Linked by Elad Lahav on Thu 18th Feb 2016 19:27 UTC
QNX

A mutex is a common type of lock used to serialize concurrent access by multiple threads to shared resources. While support for POSIX mutexes in the QNX Neutrino Realtime OS dates back to the early days of the system, this area of the code has seen considerable changes in the last couple of years.

Thread beginning with comment 625022
To view parent comment, click here.
To read all comments associated with this story, please click here.
RE[5]: Mutex behavior
by elahav on Fri 19th Feb 2016 17:58 UTC in reply to "RE[4]: Mutex behavior"
elahav
Member since:
2009-05-28

Notice in the link I provided earlier that the pthread mutex behavior is undefined for the conditions where one would try to signal from another thread


It may be undefined in the spec, but it is certainly defined if you are using error-checking mutexes, which is the default on QNX and optional on Linux.

Even with a mutex, a low priority thread can block a high priority thread. Am I misunderstanding you?


Read the article ;-) With priority inheritance (again, default on QNX, optional on Linux), the low priority thread will be boosted to the priority of the highest waiter until it relinquishes the mutex.

Reply Parent Score: 1

RE[6]: Mutex behavior
by Alfman on Fri 19th Feb 2016 19:33 in reply to "RE[5]: Mutex behavior"
Alfman Member since:
2011-01-28

elahav,

It may be undefined in the spec, but it is certainly defined if you are using error-checking mutexes, which is the default on QNX and optional on Linux.


It's true error checking extensions can help catch code that triggers undefined mutex behavior. One could implement the same optional error checking with semaphores too, but I think it is unfortunate that useful scenarios were left undefined in the first place. Now we're forced to "reinvent the wheel" just to work around the cases for which a mutex is not properly defined.
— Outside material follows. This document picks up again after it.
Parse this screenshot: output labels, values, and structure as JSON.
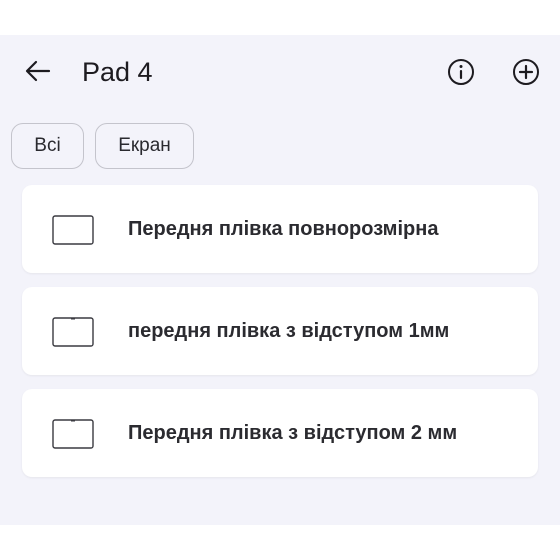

Alas, it is what it is.


Read the article ;-) With priority inheritance (again, default on QNX, optional on Linux), the low priority thread will be boosted to the priority of the highest waiter until it relinquishes the mutex.


I did read it, thank you for the article by the way.

This is a good point, you can't really bump the priority of unequal threads when the kernel doesn't know which thread will release a lock. Maybe there should be a well to tell it.

Reply Parent Score: 2

RE[7]: Mutex behavior
by dpJudas on Fri 19th Feb 2016 19:56 in reply to "RE[6]: Mutex behavior"
dpJudas Member since:
2009-12-10

Now we're forced to "reinvent the wheel" just to work around the cases for which a mutex is not properly defined. Alas, it is what it is.

It is not "properly defined" to increase the chance more optimal implementations are possible without having to support weird usages such as "lock mutex in one thread and unlock in another".

Exactly why you had to lock it in one thread and release it in another is still not clear (to me), but I'm guessing there is a good chance that some of the other pthread primitives available would have been a better fit for the problem at hand.